Actual Events -> Watson's version of events with details & names obscured -> Adaptation using Watson's version of events

In that sense, while I get where you're coming from, the adaptations are already two steps removed from the actual events Sherlock Holmes was involved in. Henry Baskerville may not have been named Henry Baskerville in the real events of Hound... or maybe he was and he told Watson it was fine to be named in Watson's account.

I'm not a great fan of pastiches that have Holmes and Watson interacting with real, historical people because I just don't think Watson would have written the stories that way. David Gerrold talked at the Farpoint convention in February about how much he enjoyed writing a story that brought together Holmes with, IIRC (I didn't take notes), Oscar Wilde, and while yes, it's an interesting intellectual puzzle to solve (Gerrold talked about how he had a very short window of time, like 18 hours, in which this story could fit into Wilde's life), it's also not Watsonian in the slightest.

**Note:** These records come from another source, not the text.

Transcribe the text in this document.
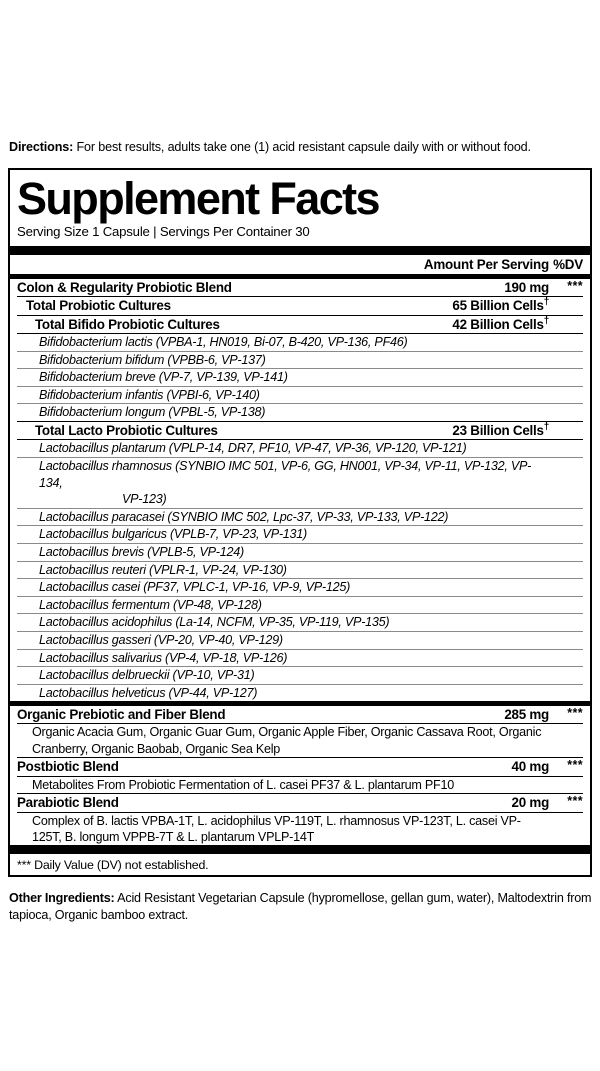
Directions: For best results, adults take one (1) acid resistant capsule daily with or without food.
Supplement Facts
Serving Size 1 Capsule | Servings Per Container 30
Amount Per Serving %DV
Colon & Regularity Probiotic Blend	190 mg	***
Total Probiotic Cultures	65 Billion Cells†
Total Bifido Probiotic Cultures	42 Billion Cells†
Bifidobacterium lactis (VPBA-1, HN019, Bi-07, B-420, VP-136, PF46)
Bifidobacterium bifidum (VPBB-6, VP-137)
Bifidobacterium breve (VP-7, VP-139, VP-141)
Bifidobacterium infantis (VPBI-6, VP-140)
Bifidobacterium longum (VPBL-5, VP-138)
Total Lacto Probiotic Cultures	23 Billion Cells†
Lactobacillus plantarum (VPLP-14, DR7, PF10, VP-47, VP-36, VP-120, VP-121)
Lactobacillus rhamnosus (SYNBIO IMC 501, VP-6, GG, HN001, VP-34, VP-11, VP-132, VP-134,
VP-123)
Lactobacillus paracasei (SYNBIO IMC 502, Lpc-37, VP-33, VP-133, VP-122)
Lactobacillus bulgaricus (VPLB-7, VP-23, VP-131)
Lactobacillus brevis (VPLB-5, VP-124)
Lactobacillus reuteri (VPLR-1, VP-24, VP-130)
Lactobacillus casei (PF37, VPLC-1, VP-16, VP-9, VP-125)
Lactobacillus fermentum (VP-48, VP-128)
Lactobacillus acidophilus (La-14, NCFM, VP-35, VP-119, VP-135)
Lactobacillus gasseri (VP-20, VP-40, VP-129)
Lactobacillus salivarius (VP-4, VP-18, VP-126)
Lactobacillus delbrueckii (VP-10, VP-31)
Lactobacillus helveticus (VP-44, VP-127)
Organic Prebiotic and Fiber Blend	285 mg	***
Organic Acacia Gum, Organic Guar Gum, Organic Apple Fiber, Organic Cassava Root, Organic Cranberry, Organic Baobab, Organic Sea Kelp
Postbiotic Blend	40 mg	***
Metabolites From Probiotic Fermentation of L. casei PF37 & L. plantarum PF10
Parabiotic Blend	20 mg	***
Complex of B. lactis VPBA-1T, L. acidophilus VP-119T, L. rhamnosus VP-123T, L. casei VP-125T, B. longum VPPB-7T & L. plantarum VPLP-14T
*** Daily Value (DV) not established.
Other Ingredients: Acid Resistant Vegetarian Capsule (hypromellose, gellan gum, water), Maltodextrin from tapioca, Organic bamboo extract.
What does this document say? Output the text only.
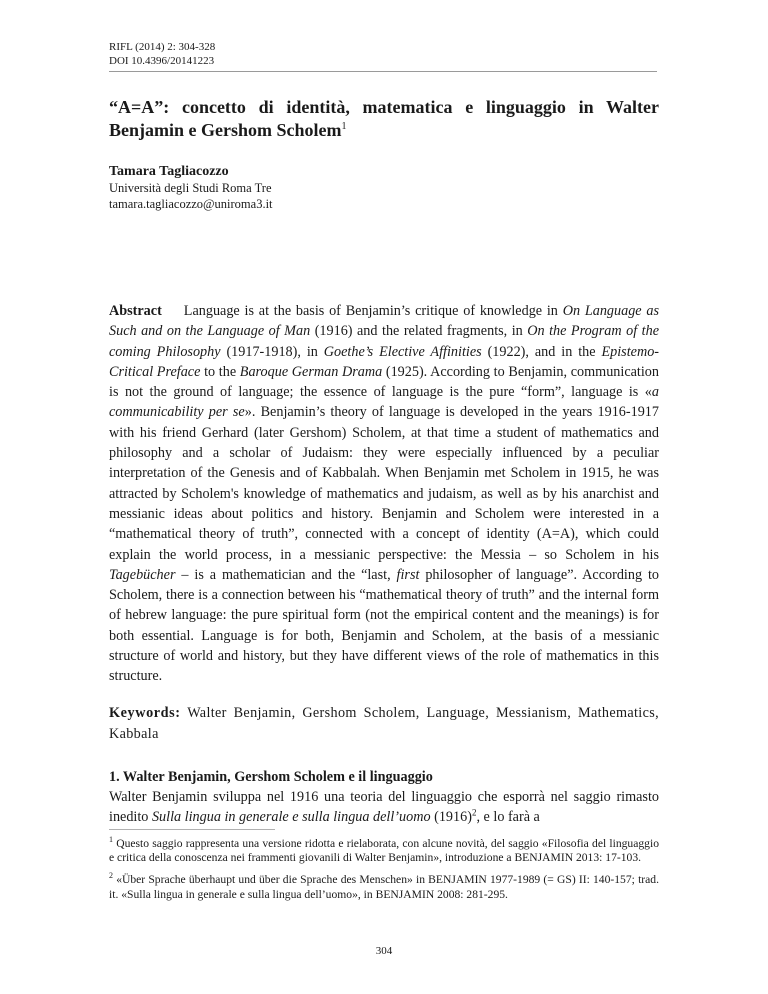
RIFL (2014) 2: 304-328
DOI 10.4396/20141223
“A=A”: concetto di identità, matematica e linguaggio in Walter Benjamin e Gershom Scholem$^1$
Tamara Tagliacozzo
Università degli Studi Roma Tre
tamara.tagliacozzo@uniroma3.it
Abstract Language is at the basis of Benjamin’s critique of knowledge in On Language as Such and on the Language of Man (1916) and the related fragments, in On the Program of the coming Philosophy (1917-1918), in Goethe’s Elective Affinities (1922), and in the Epistemo-Critical Preface to the Baroque German Drama (1925). According to Benjamin, communication is not the ground of language; the essence of language is the pure “form”, language is «a communicability per se». Benjamin’s theory of language is developed in the years 1916-1917 with his friend Gerhard (later Gershom) Scholem, at that time a student of mathematics and philosophy and a scholar of Judaism: they were especially influenced by a peculiar interpretation of the Genesis and of Kabbalah. When Benjamin met Scholem in 1915, he was attracted by Scholem's knowledge of mathematics and judaism, as well as by his anarchist and messianic ideas about politics and history. Benjamin and Scholem were interested in a “mathematical theory of truth”, connected with a concept of identity (A=A), which could explain the world process, in a messianic perspective: the Messia – so Scholem in his Tagebücher – is a mathematician and the “last, first philosopher of language”. According to Scholem, there is a connection between his “mathematical theory of truth” and the internal form of hebrew language: the pure spiritual form (not the empirical content and the meanings) is for both essential. Language is for both, Benjamin and Scholem, at the basis of a messianic structure of world and history, but they have different views of the role of mathematics in this structure.
Keywords: Walter Benjamin, Gershom Scholem, Language, Messianism, Mathematics, Kabbala
1. Walter Benjamin, Gershom Scholem e il linguaggio
Walter Benjamin sviluppa nel 1916 una teoria del linguaggio che esporrà nel saggio rimasto inedito Sulla lingua in generale e sulla lingua dell’uomo $(1916)^2$, e lo farà a
$^1$ Questo saggio rappresenta una versione ridotta e rielaborata, con alcune novità, del saggio «Filosofia del linguaggio e critica della conoscenza nei frammenti giovanili di Walter Benjamin», introduzione a BENJAMIN 2013: 17-103.
$^2$ «Über Sprache überhaupt und über die Sprache des Menschen» in BENJAMIN 1977-1989 (= GS) II: 140-157; trad. it. «Sulla lingua in generale e sulla lingua dell’uomo», in BENJAMIN 2008: 281-295.
304
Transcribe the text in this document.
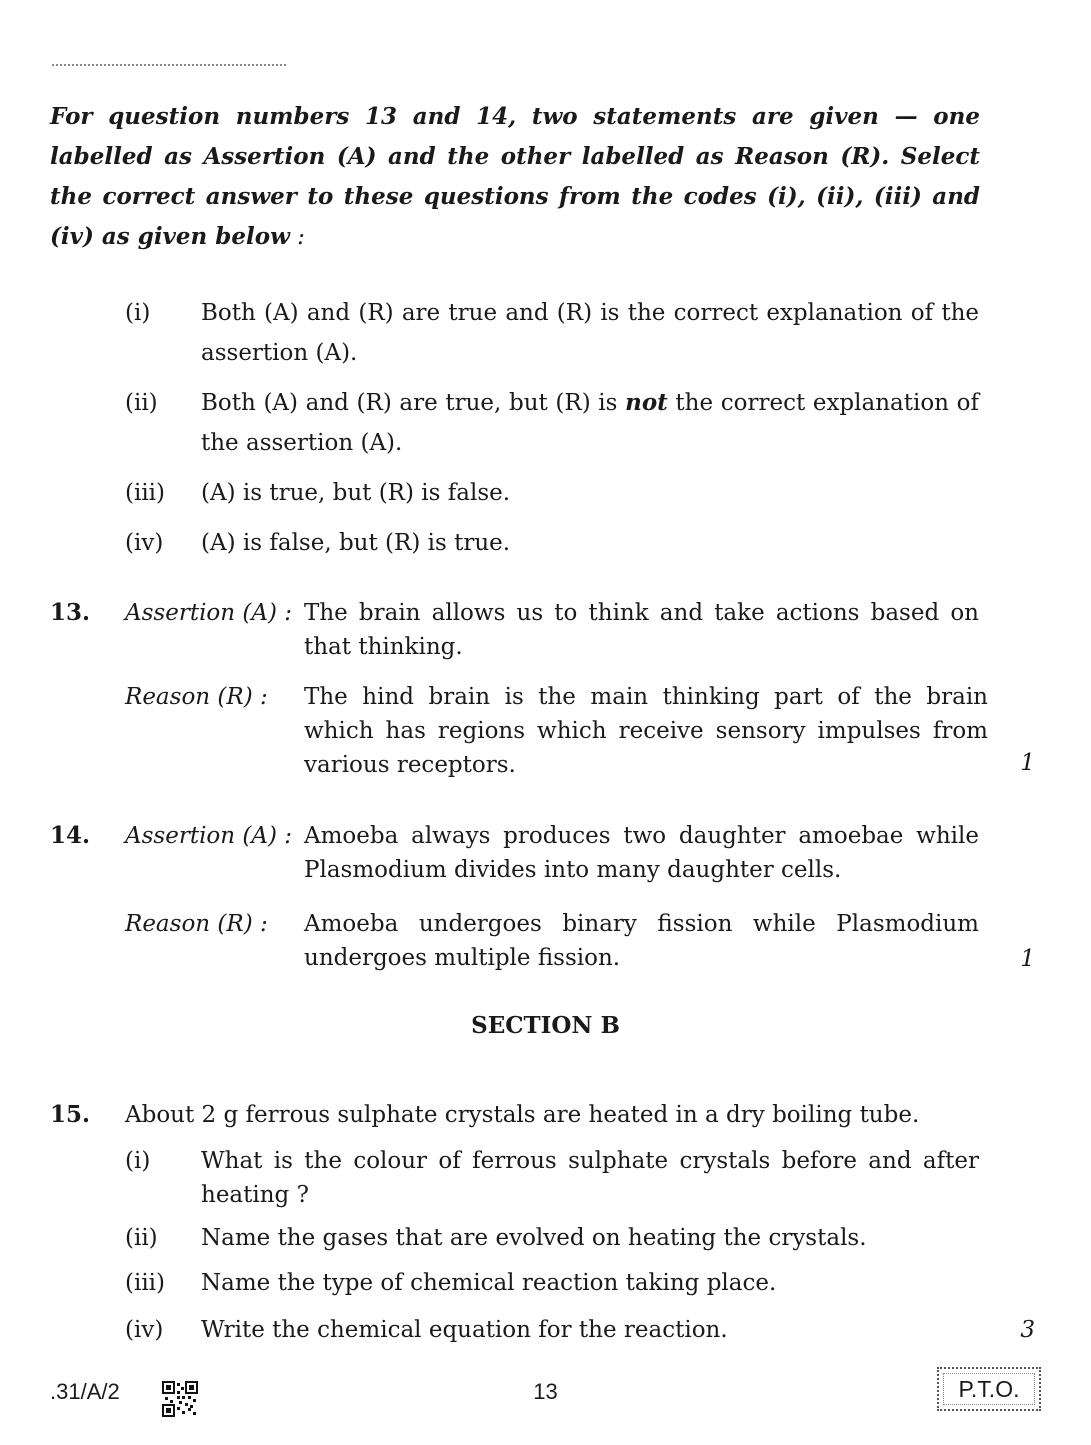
For question numbers 13 and 14, two statements are given — one labelled as Assertion (A) and the other labelled as Reason (R). Select the correct answer to these questions from the codes (i), (ii), (iii) and (iv) as given below :
(i)	Both (A) and (R) are true and (R) is the correct explanation of the assertion (A).
(ii)	Both (A) and (R) are true, but (R) is not the correct explanation of the assertion (A).
(iii)	(A) is true, but (R) is false.
(iv)	(A) is false, but (R) is true.
13. Assertion (A) : The brain allows us to think and take actions based on that thinking.
Reason (R) : The hind brain is the main thinking part of the brain which has regions which receive sensory impulses from various receptors.	1
14. Assertion (A) : Amoeba always produces two daughter amoebae while Plasmodium divides into many daughter cells.
Reason (R) : Amoeba undergoes binary fission while Plasmodium undergoes multiple fission.	1
SECTION B
15. About 2 g ferrous sulphate crystals are heated in a dry boiling tube.
(i)	What is the colour of ferrous sulphate crystals before and after heating ?
(ii)	Name the gases that are evolved on heating the crystals.
(iii)	Name the type of chemical reaction taking place.
(iv)	Write the chemical equation for the reaction.	3
.31/A/2	13	P.T.O.
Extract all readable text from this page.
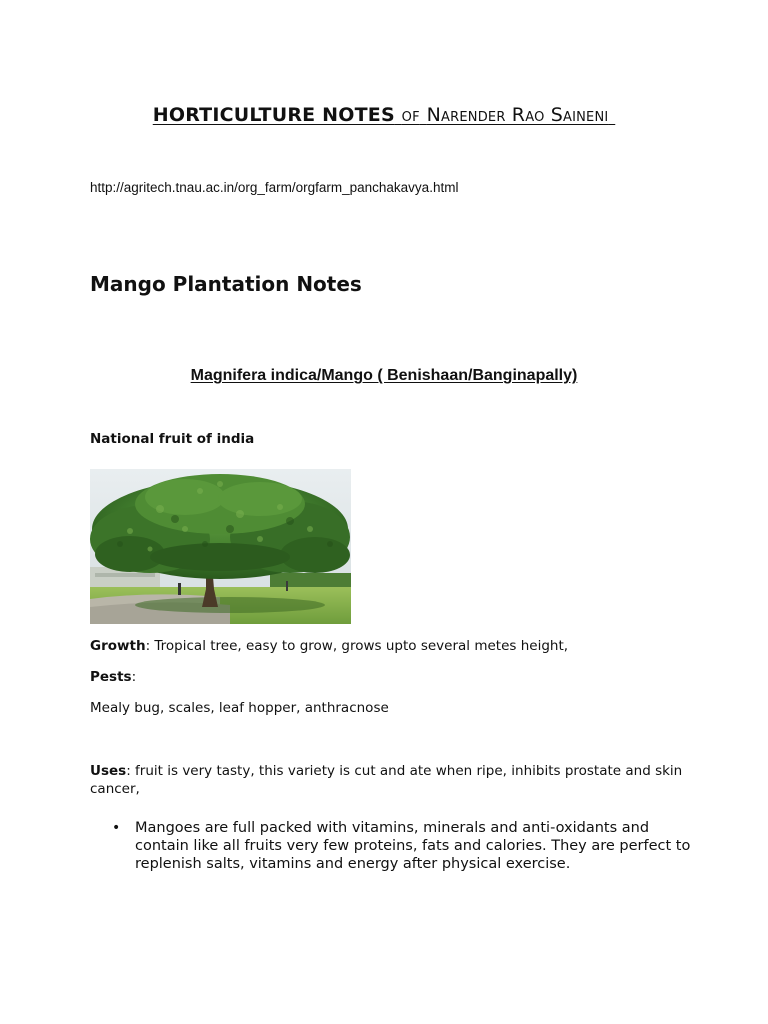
HORTICULTURE NOTES of Narender Rao Saineni
http://agritech.tnau.ac.in/org_farm/orgfarm_panchakavya.html
Mango Plantation Notes
Magnifera indica/Mango ( Benishaan/Banginapally)
National fruit of india
Growth: Tropical tree, easy to grow, grows upto several metes height,
Pests:
Mealy bug, scales, leaf hopper, anthracnose
Uses: fruit is very tasty, this variety is cut and ate when ripe, inhibits prostate and skin cancer,
• Mangoes are full packed with vitamins, minerals and anti-oxidants and contain like all fruits very few proteins, fats and calories. They are perfect to replenish salts, vitamins and energy after physical exercise.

I made a slight exception for Holmes versus the Ripper pastiches, because if you're going to put Holmes into those events, you have to use the historical people and the canonical murders. It's why I don't care for Ellery Queen's A Study in Terror; all of the Ripper details are fictional.
 
I'm not a great fan of pastiches that have Holmes and Watson interacting with real, historical people because I just don't think Watson would have written the stories that way. David Gerrold talked at the Farpoint convention in February about how much he enjoyed writing a story that brought together Holmes with, IIRC (I didn't take notes), Oscar Wilde, and while yes, it's an interesting intellectual puzzle to solve (Gerrold talked about how he had a very short window of time, like 18 hours, in which this story could fit into Wilde's life), it's also not Watsonian in the slightest.

I made a slight exception for Holmes versus the Ripper pastiches, because if you're going to put Holmes into those events, you have to use the historical people and the canonical murders. It's why I don't care for Ellery Queen's A Study in Terror; all of the Ripper details are fictional.

Of course, sometimes the pastiches team Holmes up with other fictional characters. Back when I worked at my university library, I came across a Holmes-pastiche novel by a South Asian author that was set during the years when Holmes was traveling the East as Sigerson. The Watson surrogate, the character who teamed up with Holmes and related the adventure in the first person, was Hurree Chunder Mookherjee from Rudyard Kipling's Kim. I don't remember the title, though, and I never got around to actually reading it in full.
 
Of course, sometimes the pastiches team Holmes up with other fictional characters. Back when I worked at my university library, I came across a Holmes-pastiche novel by a South Asian author that was set during the years when Holmes was traveling the East as Sigerson. The Watson surrogate, the character who teamed up with Holmes and related the adventure in the first person, was Hurree Chunder Mookherjee from Rudyard Kipling's Kim. I don't remember the title, though, and I never got around to actually reading it in full.
The Mandala of Sherlock Holmes, by Jamyang Norbuone.
 
I should've known you'd be aware of it.
There's too much to keep up with now, with the character out of copyright completely. Amazon is always recommending me self-published pastiches from people I've never heard of... and occasionally people I have. And Sturgeon's Law applies so hard; there's one author I sampled that I quickly concluded had never, ever read a Sherlock Holmes story. I have a "read until I get annoyed" rule, and there are pastiches that have failed that within five pages.

As for Mandala, I also have not read it.